Endogenous adenosine modulates stimulation-induced depression at the frog neuromuscular junction.

1. Endogenous adenosine, which is produced by enzymatic degradation of ATP released from synaptic vesicles, has been shown to be a potent inhibitor of acetylcholine release from motor nerve terminals. It has been proposed that this auto-inhibition mechanism might contribute significantly to tetanic stimulation-induced depression. 2. Levels of facilitation and depression during a 20 Hz stimulus train differ greatly in different terminals, but are strongly and non-linearly correlated with the terminal's release characteristics (the amount of transmitter released per unit terminal length, or 'release efficacy').
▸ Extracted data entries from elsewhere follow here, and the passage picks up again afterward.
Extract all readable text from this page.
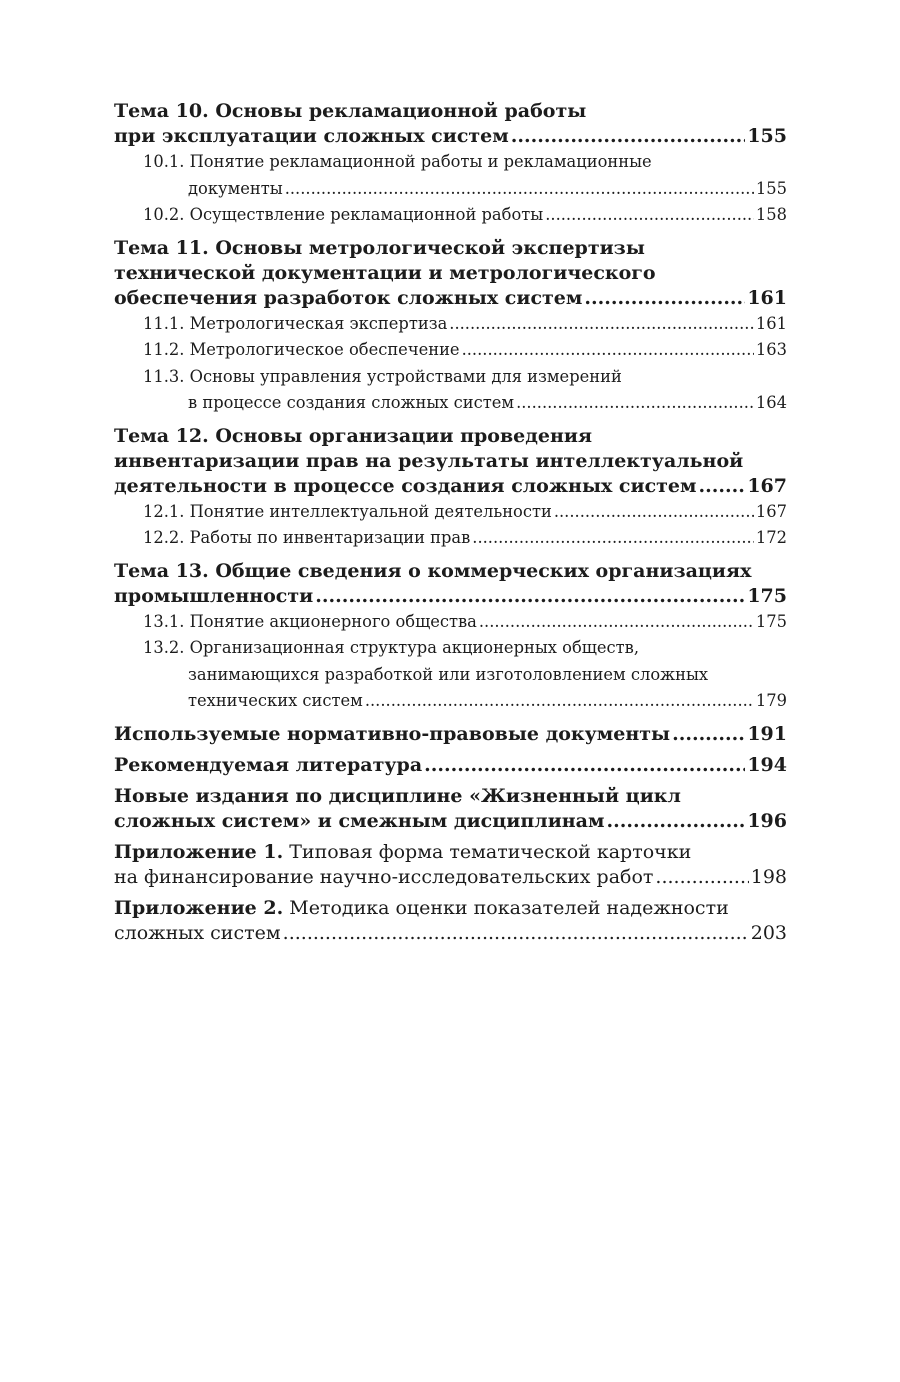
Тема 10. Основы рекламационной работы
при эксплуатации сложных систем .....	155
10.1. Понятие рекламационной работы и рекламационные
документы .....	155
10.2. Осуществление рекламационной работы .....	158
Тема 11. Основы метрологической экспертизы
технической документации и метрологического
обеспечения разработок сложных систем .....	161
11.1. Метрологическая экспертиза .....	161
11.2. Метрологическое обеспечение .....	163
11.3. Основы управления устройствами для измерений
в процессе создания сложных систем .....	164
Тема 12. Основы организации проведения
инвентаризации прав на результаты интеллектуальной
деятельности в процессе создания сложных систем .....	167
12.1. Понятие интеллектуальной деятельности .....	167
12.2. Работы по инвентаризации прав .....	172
Тема 13. Общие сведения о коммерческих организациях
промышленности .....	175
13.1. Понятие акционерного общества .....	175
13.2. Организационная структура акционерных обществ,
занимающихся разработкой или изготоловлением сложных
технических систем .....	179
Используемые нормативно-правовые документы .....	191
Рекомендуемая литература .....	194
Новые издания по дисциплине «Жизненный цикл
сложных систем» и смежным дисциплинам .....	196
Приложение 1. Типовая форма тематической карточки
на финансирование научно-исследовательских работ .....	198
Приложение 2. Методика оценки показателей надежности
сложных систем .....	203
There is a weaker, approximately linear, correlation between depression and release efficacy at 2 Hz stimulation. 3. The effects of both endogenous and exogenously applied adenosine are also highly variable for different nerve terminals. We have shown that much of this variability can be attributed to the release efficacy of each terminal in the case of endogenous effects, and to the size of the nerve terminal in the case of exogenously applied adenosine receptor agonists. 4. When nerve terminals are pooled according to their individual release characteristics, endogenous adenosine can be shown to contribute significantly to stimulation-induced depression of release primarily in terminals that release enough transmitter to generate significant levels of adenosine, but do not release so much transmitter that depletion of releasable quanta is severe.